Malfoy menait une vie moldu presque banale. Le matin, il sortait Potty dans une cour intérieure, parlait peu aux voisins, saluait poliment la boulangère d'en face. Il partait à la bibliothèque municipale, parfois avec un sandwich qu'il oubliait de manger. Il souriait aux enfants, conseillait les étudiants, parlait doucement. Rien dans ses gestes n'était prétentieux ou supérieur.

Mais parfois, Harry voyait son regard se perdre dans une page. Sa main trembler légèrement. Comme si quelque chose voulait surgir — et qu'il le repoussait sans même savoir pourquoi.

Un jour, en fin d'après-midi, une collègue de Malfoy l'arrêta alors qu'il rangeait des ouvrages :

— Monsieur Malfoy ? Vous allez bien ?

— Oui, répondit-il en forçant un sourire. Juste une migraine. Ça passera.

Ce jour-là, à la surprise générale, Potty était apparu à la bibliothèque. Il ne l'accompagnait jamais, d'ordinaire. Mais il s'était glissé sous le bureau de Draco au moment même où celui-ci était arrivé, sans un bruit, et n'avait pas bougé depuis.

Harry, sous sa cape d'invisibilité, le vit lever les yeux vers lui et miauler doucement.

Comme un avertissement.


Un soir, alors que Malfoy rentrait chez lui, un frisson le parcourut sans raison apparente. Il s'immobilisa dans le couloir, la main sur la poignée de sa porte. À l'intérieur, Potty bondit du rebord de la fenêtre, poussa un miaulement rauque, presque avertisseur, et alla se placer face à l'entrée. Le regard du Fléreur semblait percer l'espace, comme s'il sentait quelque chose de dissonant juste derrière la porte.

Malfoy, troublé, ouvrit. Rien. Pas un bruit. Mais le malaise persistait.

Il se frotta les tempes, incapable de dire ce qui l'angoissait autant.

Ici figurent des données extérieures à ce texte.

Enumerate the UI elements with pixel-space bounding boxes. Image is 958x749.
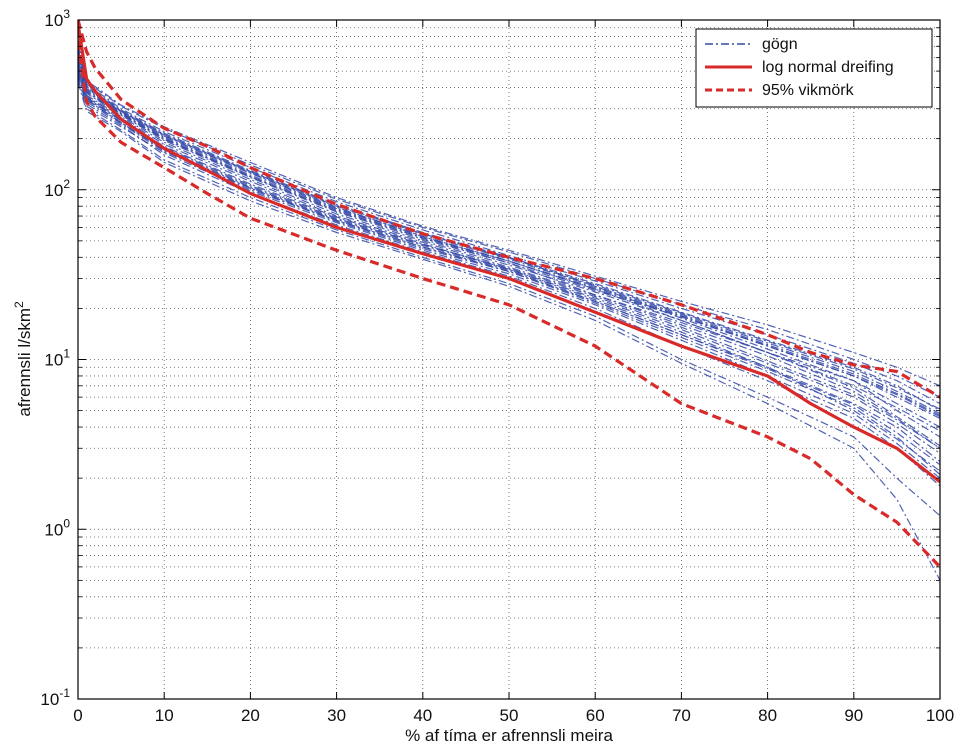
data-curve (78, 78, 940, 517)
x-tick-label: 10 (155, 706, 174, 725)
y-tick-exponent: 0 (63, 516, 70, 530)
x-tick-label: 70 (672, 706, 691, 725)
x-tick-label: 100 (926, 706, 954, 725)
data-curve (78, 69, 940, 466)
x-tick-label: 80 (758, 706, 777, 725)
data-curve (78, 72, 940, 476)
y-tick-exponent: 2 (63, 177, 70, 191)
y-tick-base: 10 (44, 181, 63, 200)
fit-curves (78, 20, 940, 569)
data-curve (78, 60, 940, 449)
data-curve (78, 73, 940, 487)
y-tick-base: 10 (44, 520, 63, 539)
y-tick-base: 10 (40, 690, 59, 709)
legend-label-data: gögn (762, 36, 798, 53)
x-tick-label: 0 (73, 706, 82, 725)
x-tick-label: 60 (586, 706, 605, 725)
data-curves (78, 40, 940, 581)
legend-label-ci: 95% vikmörk (762, 82, 855, 99)
data-curve (78, 57, 940, 418)
y-tick-base: 10 (44, 351, 63, 370)
data-curve (78, 56, 940, 416)
data-curve (78, 40, 940, 387)
data-curve (78, 46, 940, 398)
x-tick-label: 30 (327, 706, 346, 725)
data-curve (78, 70, 940, 463)
data-curve (78, 51, 940, 405)
x-axis-label: % af tíma er afrennsli meira (405, 726, 613, 745)
data-curve (78, 52, 940, 447)
data-curve (78, 55, 940, 415)
data-curve (78, 75, 940, 479)
y-tick-label: 101 (44, 347, 70, 370)
data-curve (78, 63, 940, 428)
data-curve (78, 82, 940, 581)
grid (78, 20, 940, 699)
y-axis-label-superscript: 2 (12, 301, 26, 308)
y-tick-exponent: 1 (63, 347, 70, 361)
y-tick-base: 10 (44, 11, 63, 30)
x-tick-label: 20 (241, 706, 260, 725)
data-curve (78, 68, 940, 454)
y-axis-label-text: afrennsli l/skm (15, 308, 34, 417)
x-tick-label: 50 (500, 706, 519, 725)
y-tick-exponent: -1 (59, 686, 70, 700)
ci-curve (78, 40, 940, 569)
x-tick-label: 90 (844, 706, 863, 725)
x-tick-label: 40 (413, 706, 432, 725)
legend-label-fit: log normal dreifing (762, 59, 894, 76)
y-tick-label: 102 (44, 177, 70, 200)
data-curve (78, 44, 940, 412)
legend: gögn log normal dreifing 95% vikmörk (695, 28, 933, 108)
fit-curve (78, 23, 940, 484)
y-tick-label: 10-1 (40, 686, 70, 709)
y-tick-label: 100 (44, 516, 70, 539)
y-tick-label: 103 (44, 7, 70, 30)
y-axis-label: afrennsli l/skm2 (12, 301, 34, 417)
y-tick-exponent: 3 (63, 7, 70, 21)
ci-curve (78, 20, 940, 399)
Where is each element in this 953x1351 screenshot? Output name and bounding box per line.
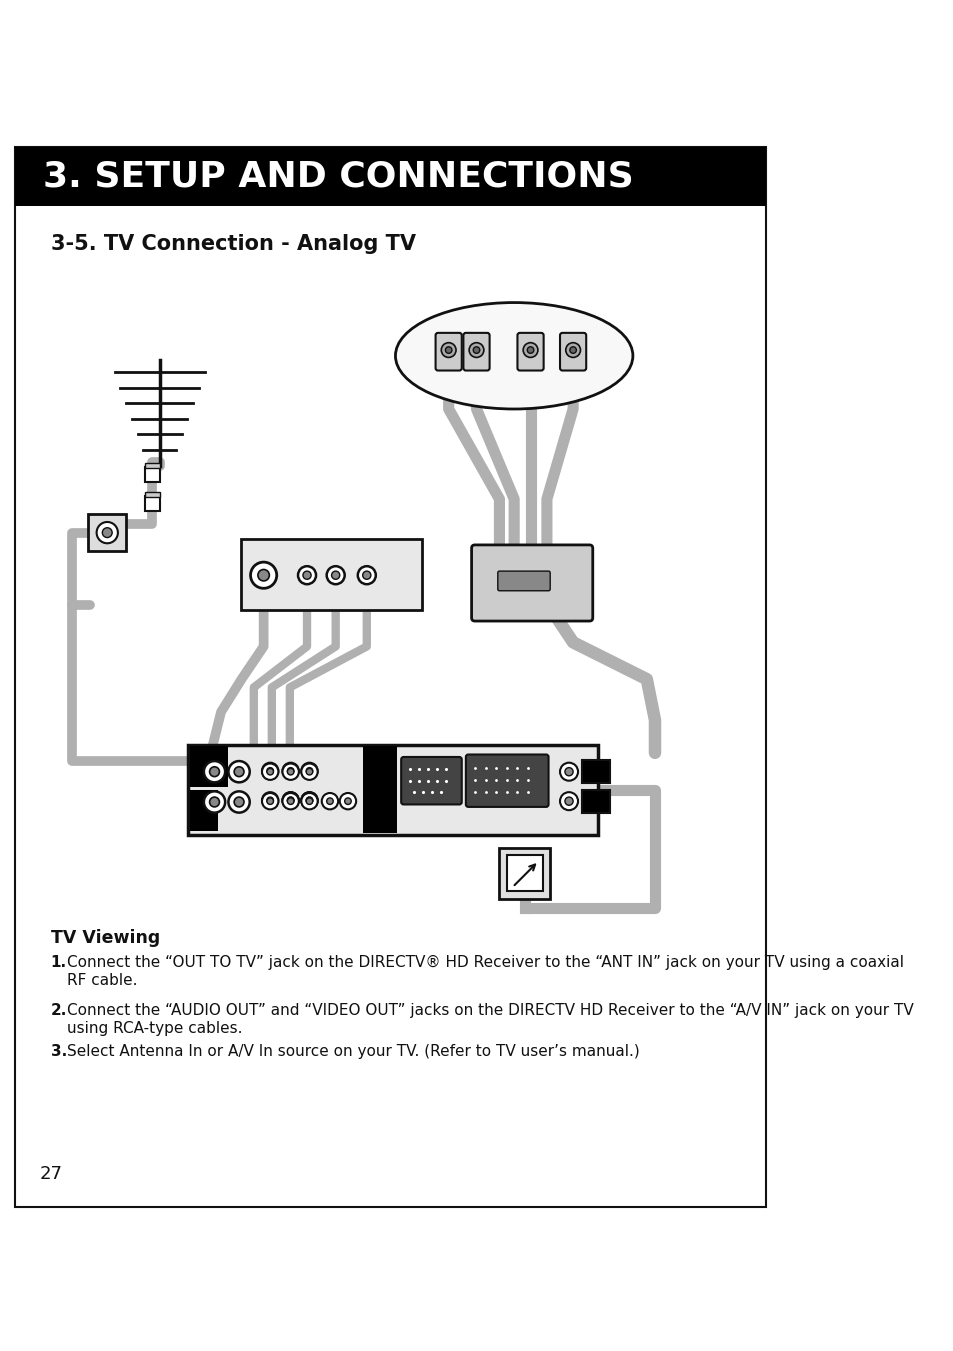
Text: TV Viewing: TV Viewing <box>51 929 160 947</box>
Bar <box>188 744 597 835</box>
Bar <box>145 467 159 482</box>
Circle shape <box>326 566 344 584</box>
FancyBboxPatch shape <box>240 539 422 611</box>
Circle shape <box>303 571 311 580</box>
Circle shape <box>306 797 313 804</box>
Circle shape <box>306 769 313 775</box>
Circle shape <box>321 793 337 809</box>
Bar <box>362 746 396 834</box>
FancyBboxPatch shape <box>465 754 548 807</box>
Bar <box>145 463 159 467</box>
Bar <box>145 492 159 497</box>
Circle shape <box>233 797 244 807</box>
FancyBboxPatch shape <box>497 571 550 590</box>
Ellipse shape <box>395 303 632 409</box>
FancyBboxPatch shape <box>471 544 592 621</box>
Bar <box>190 746 228 788</box>
Circle shape <box>282 763 298 780</box>
Circle shape <box>564 797 573 805</box>
Text: Connect the “OUT TO TV” jack on the DIRECTV® HD Receiver to the “ANT IN” jack on: Connect the “OUT TO TV” jack on the DIRE… <box>67 955 903 970</box>
Circle shape <box>287 769 294 775</box>
Text: Connect the “AUDIO OUT” and “VIDEO OUT” jacks on the DIRECTV HD Receiver to the : Connect the “AUDIO OUT” and “VIDEO OUT” … <box>67 1002 913 1017</box>
Circle shape <box>559 763 578 781</box>
Circle shape <box>287 797 294 804</box>
Circle shape <box>469 343 483 358</box>
Circle shape <box>262 792 278 808</box>
Text: 3. SETUP AND CONNECTIONS: 3. SETUP AND CONNECTIONS <box>43 159 633 193</box>
Circle shape <box>282 793 298 809</box>
Circle shape <box>282 792 298 808</box>
FancyBboxPatch shape <box>436 332 461 370</box>
Circle shape <box>287 767 294 774</box>
Circle shape <box>262 763 278 780</box>
Circle shape <box>445 347 452 354</box>
Circle shape <box>102 528 112 538</box>
Circle shape <box>339 793 355 809</box>
Circle shape <box>344 798 351 804</box>
Circle shape <box>527 347 534 354</box>
Text: 3-5. TV Connection - Analog TV: 3-5. TV Connection - Analog TV <box>51 234 416 254</box>
Circle shape <box>282 792 298 808</box>
FancyBboxPatch shape <box>463 332 489 370</box>
Circle shape <box>267 797 274 804</box>
Text: Select Antenna In or A/V In source on your TV. (Refer to TV user’s manual.): Select Antenna In or A/V In source on yo… <box>67 1043 639 1059</box>
Circle shape <box>267 767 274 774</box>
Text: 2.: 2. <box>51 1002 67 1017</box>
Circle shape <box>204 761 225 782</box>
Text: using RCA-type cables.: using RCA-type cables. <box>67 1020 242 1036</box>
Circle shape <box>251 562 276 588</box>
Circle shape <box>357 566 375 584</box>
Circle shape <box>210 797 219 807</box>
Circle shape <box>210 767 219 777</box>
Circle shape <box>306 767 313 774</box>
Circle shape <box>559 792 578 811</box>
FancyBboxPatch shape <box>506 855 542 892</box>
Circle shape <box>282 763 298 780</box>
Circle shape <box>257 570 269 581</box>
Circle shape <box>473 347 479 354</box>
Circle shape <box>564 767 573 775</box>
Circle shape <box>204 792 225 813</box>
Circle shape <box>262 763 278 780</box>
Circle shape <box>306 797 313 804</box>
Circle shape <box>228 761 250 782</box>
Bar <box>145 496 159 511</box>
FancyBboxPatch shape <box>581 761 609 784</box>
Text: 27: 27 <box>39 1165 62 1182</box>
Circle shape <box>262 793 278 809</box>
Circle shape <box>522 343 537 358</box>
Circle shape <box>301 793 317 809</box>
Circle shape <box>306 798 313 804</box>
Circle shape <box>267 798 274 804</box>
Text: 3.: 3. <box>51 1043 67 1059</box>
Circle shape <box>287 797 294 804</box>
Circle shape <box>326 798 333 804</box>
Circle shape <box>362 571 371 580</box>
Circle shape <box>565 343 579 358</box>
FancyBboxPatch shape <box>401 757 461 804</box>
Circle shape <box>287 798 294 804</box>
Circle shape <box>301 763 317 780</box>
FancyBboxPatch shape <box>499 848 550 898</box>
Circle shape <box>301 792 317 808</box>
Circle shape <box>233 767 244 777</box>
FancyBboxPatch shape <box>581 790 609 813</box>
Circle shape <box>228 792 250 813</box>
Circle shape <box>297 566 315 584</box>
Circle shape <box>332 571 339 580</box>
Circle shape <box>301 763 317 780</box>
FancyBboxPatch shape <box>89 513 126 551</box>
Text: 1.: 1. <box>51 955 67 970</box>
FancyBboxPatch shape <box>517 332 543 370</box>
Circle shape <box>267 769 274 775</box>
Bar <box>190 790 217 831</box>
Circle shape <box>301 792 317 808</box>
Circle shape <box>569 347 576 354</box>
Text: RF cable.: RF cable. <box>67 973 137 988</box>
Circle shape <box>96 521 118 543</box>
Bar <box>14 147 765 205</box>
Circle shape <box>441 343 456 358</box>
FancyBboxPatch shape <box>559 332 585 370</box>
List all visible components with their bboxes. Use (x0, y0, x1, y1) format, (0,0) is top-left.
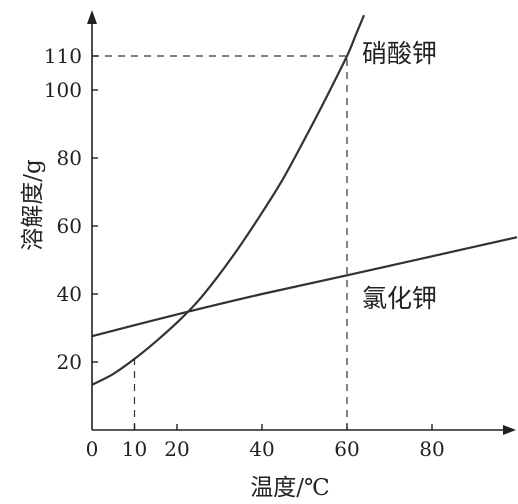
series-label-0: 硝酸钾 (362, 39, 437, 68)
x-tick-label-20: 20 (164, 437, 189, 461)
x-tick-label-10: 10 (122, 437, 147, 461)
axes (87, 10, 516, 435)
series-curves (91, 14, 518, 386)
y-tick-label-100: 100 (44, 78, 82, 102)
x-tick-label-40: 40 (249, 437, 274, 461)
y-axis-label: 溶解度/g (20, 159, 46, 251)
series-line-1 (91, 236, 518, 338)
x-tick-label-80: 80 (419, 437, 444, 461)
y-tick-label-60: 60 (57, 214, 82, 238)
x-tick-label-60: 60 (334, 437, 359, 461)
y-tick-label-80: 80 (57, 146, 82, 170)
series-label-1: 氯化钾 (362, 284, 437, 313)
x-axis-arrow-icon (503, 425, 516, 435)
y-tick-label-20: 20 (57, 350, 82, 374)
x-tick-label-0: 0 (86, 437, 99, 461)
y-tick-label-110: 110 (44, 44, 82, 68)
y-tick-label-40: 40 (57, 282, 82, 306)
ticks: 0 10 20 40 60 80 20 40 60 80 100 110 (44, 44, 445, 461)
y-axis-arrow-icon (87, 10, 97, 24)
x-axis-label: 温度/℃ (250, 475, 329, 501)
reference-lines (92, 55, 348, 430)
series-line-0 (91, 14, 366, 386)
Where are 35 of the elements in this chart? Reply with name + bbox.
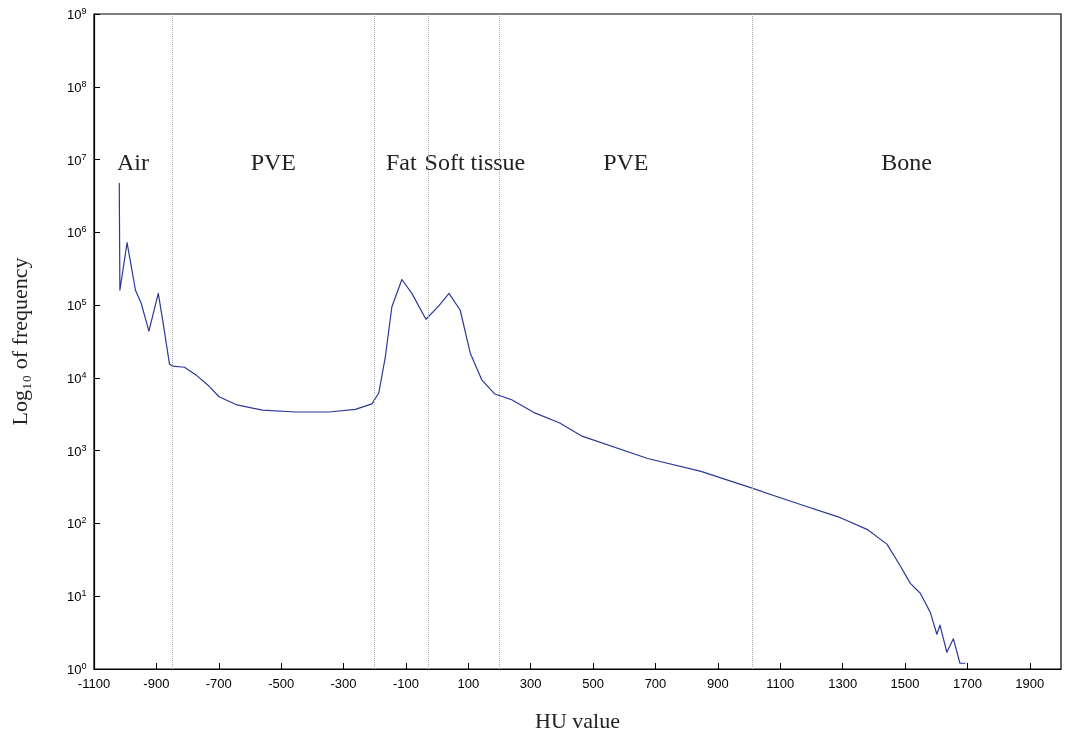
y-tick-label: 10$^{8}$	[67, 78, 87, 96]
annotation: Air	[117, 149, 149, 175]
y-tick-label: 10$^{9}$	[67, 6, 87, 23]
x-tick-label: 1900	[1015, 676, 1045, 691]
line-series	[118, 182, 966, 664]
y-axis-title: Log₁₀ of frequency	[6, 257, 32, 426]
x-axis-title: HU value	[535, 707, 620, 733]
x-tick-label: 900	[707, 676, 729, 691]
y-tick-label: 10$^{7}$	[67, 151, 87, 168]
annotation: Bone	[881, 149, 932, 175]
x-tick-label: 1100	[766, 676, 795, 691]
annotation: Soft tissue	[424, 149, 526, 175]
x-tick-label: -1100	[77, 676, 111, 691]
annotation: Fat	[385, 149, 417, 175]
y-tick-label: 10$^{0}$	[67, 661, 87, 678]
x-tick-label: 700	[644, 676, 667, 691]
x-tick-label: 300	[519, 676, 542, 691]
x-tick-label: -700	[205, 676, 232, 691]
x-tick-label: -100	[392, 676, 419, 691]
x-tick-label: 1700	[952, 676, 982, 691]
x-tick-label: 1500	[890, 676, 920, 691]
y-tick-label: 10$^{6}$	[67, 224, 87, 241]
x-tick-label: -500	[268, 676, 295, 691]
y-tick-label: 10$^{5}$	[67, 297, 87, 314]
annotation: PVE	[250, 149, 297, 175]
y-tick-label: 10$^{3}$	[67, 442, 87, 459]
x-tick-label: 100	[457, 676, 480, 691]
y-tick-label: 10$^{4}$	[67, 369, 87, 387]
x-tick-label: -900	[143, 676, 170, 691]
x-tick-label: 500	[582, 676, 604, 691]
y-tick-label: 10$^{2}$	[67, 515, 87, 532]
y-tick-label: 10$^{1}$	[67, 588, 87, 605]
x-tick-label: -300	[330, 676, 357, 691]
x-tick-label: 1300	[828, 676, 858, 691]
annotation: PVE	[603, 149, 649, 175]
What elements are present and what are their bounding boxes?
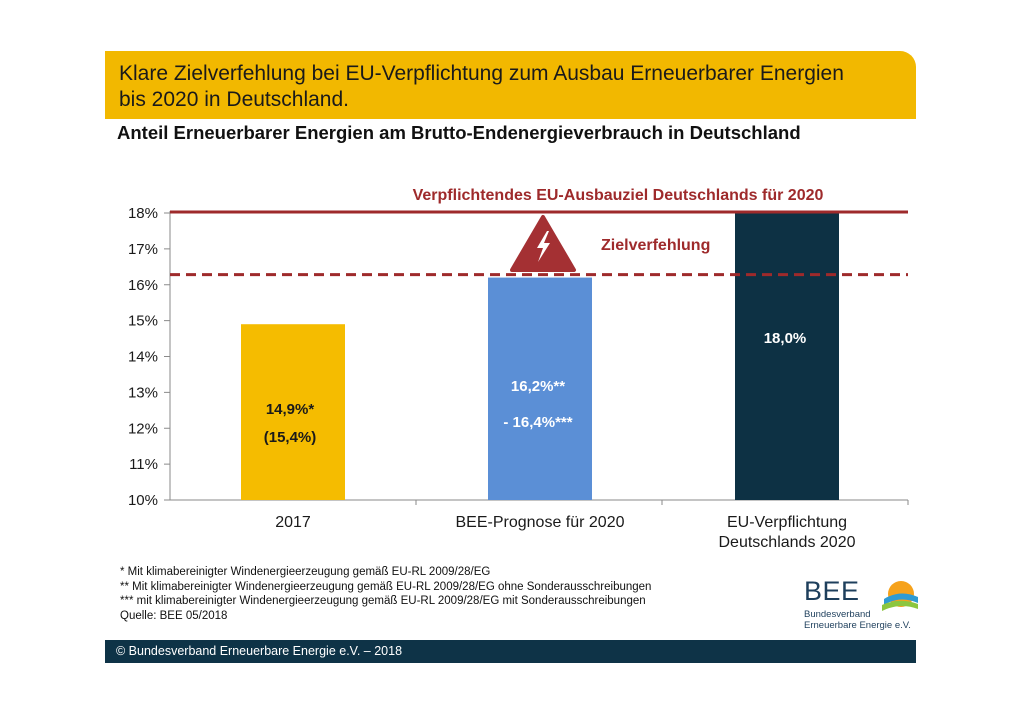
- y-tick-label: 15%: [128, 313, 158, 330]
- data-label: 16,2%**: [511, 378, 565, 395]
- bar-1: [241, 324, 345, 500]
- y-tick-label: 10%: [128, 492, 158, 509]
- y-tick-label: 18%: [128, 205, 158, 222]
- logo-wordmark: BEE: [804, 576, 860, 606]
- page-title-line-1: Klare Zielverfehlung bei EU-Verpflichtun…: [119, 62, 844, 85]
- y-tick-label: 13%: [128, 384, 158, 401]
- lightning-icon: [537, 231, 550, 262]
- copyright-text: © Bundesverband Erneuerbare Energie e.V.…: [116, 644, 403, 658]
- x-category-label: Deutschlands 2020: [719, 534, 856, 551]
- footnote-2: ** Mit klimabereinigter Windenergieerzeu…: [120, 580, 652, 593]
- y-tick-label: 12%: [128, 420, 158, 437]
- y-tick-label: 16%: [128, 277, 158, 294]
- source-note: Quelle: BEE 05/2018: [120, 609, 228, 622]
- x-category-label: 2017: [275, 514, 311, 531]
- logo-line-2: Erneuerbare Energie e.V.: [804, 620, 911, 631]
- title-banner: Klare Zielverfehlung bei EU-Verpflichtun…: [105, 51, 916, 119]
- logo-subtitle: Bundesverband Erneuerbare Energie e.V.: [804, 609, 911, 631]
- y-tick-label: 17%: [128, 241, 158, 258]
- footnotes: * Mit klimabereinigter Windenergieerzeug…: [120, 565, 651, 623]
- footnote-3: *** mit klimabereinigter Windenergieerze…: [120, 595, 646, 607]
- data-label: 18,0%: [764, 330, 807, 347]
- sun-icon: [882, 581, 918, 611]
- bar-2: [488, 277, 592, 500]
- data-label: (15,4%): [264, 429, 317, 446]
- x-category-label: BEE-Prognose für 2020: [456, 514, 625, 531]
- bar-3: [735, 213, 839, 500]
- annotation-zielverfehlung: Zielverfehlung: [601, 237, 710, 254]
- x-category-label: EU-Verpflichtung: [727, 514, 847, 531]
- eu-target-label: Verpflichtendes EU-Ausbauziel Deutschlan…: [413, 187, 824, 204]
- y-tick-label: 11%: [129, 456, 158, 473]
- data-label: 14,9%*: [266, 401, 315, 418]
- footer-bar: © Bundesverband Erneuerbare Energie e.V.…: [105, 640, 916, 663]
- page-title-line-2: bis 2020 in Deutschland.: [119, 88, 349, 111]
- logo-line-1: Bundesverband: [804, 609, 871, 620]
- data-label: - 16,4%***: [503, 414, 572, 431]
- y-tick-label: 14%: [128, 349, 158, 366]
- chart-title: Anteil Erneuerbarer Energien am Brutto-E…: [117, 122, 801, 143]
- footnote-1: * Mit klimabereinigter Windenergieerzeug…: [120, 566, 491, 578]
- bee-logo: BEE Bundesverband Erneuerbare Energie e.…: [804, 576, 924, 636]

Quelques jours plus tard. Il faisait encore doux, mais les nuages s'étaient amoncelés d'un coup, lourds, bas. Malfoy rentrait de la bibliothèque, seul, une écharpe autour du cou, les yeux fatigués. Il portait la même veste que le jour de l'attaque. Et Harry sentit la magie changer d'odeur. Le froid. L'électricité dans l'air.

Il dégaina sa baguette.

Malfoy s'arrêta en plein trottoir. Ses pas ralentirent. Il sentit, lui aussi. Une angoisse sourde monta en lui. Il se retourna.

Et ce qu'il vit, c'était l'ombre, la silhouette en capuche, le bras qui se lève.

— Non, souffla-t-il, sans savoir pourquoi.

Un éclair de lumière verte fendit l'air.

Harry surgit dans un grondement de tonnerre, sans cape, sans silence. Il lança un sort de protection qui fit exploser les vitres alentours. L'ombre disparut dans un craquement de transplanage.

Et Malfoy, cette fois, vit tout.

Il vit Harry debout entre lui et la mort.

Il vit sa baguette levée, sa mâchoire serrée, ses yeux verts vrillés dans les siens.

Et il se souvint d'une chose. Une seule.

Le froid. La lumière. Et la voix qui avait crié son nom.

Il s'effondra, sans un mot.

Et cette fois, Harry le rattrapa avant qu'il ne touche le sol.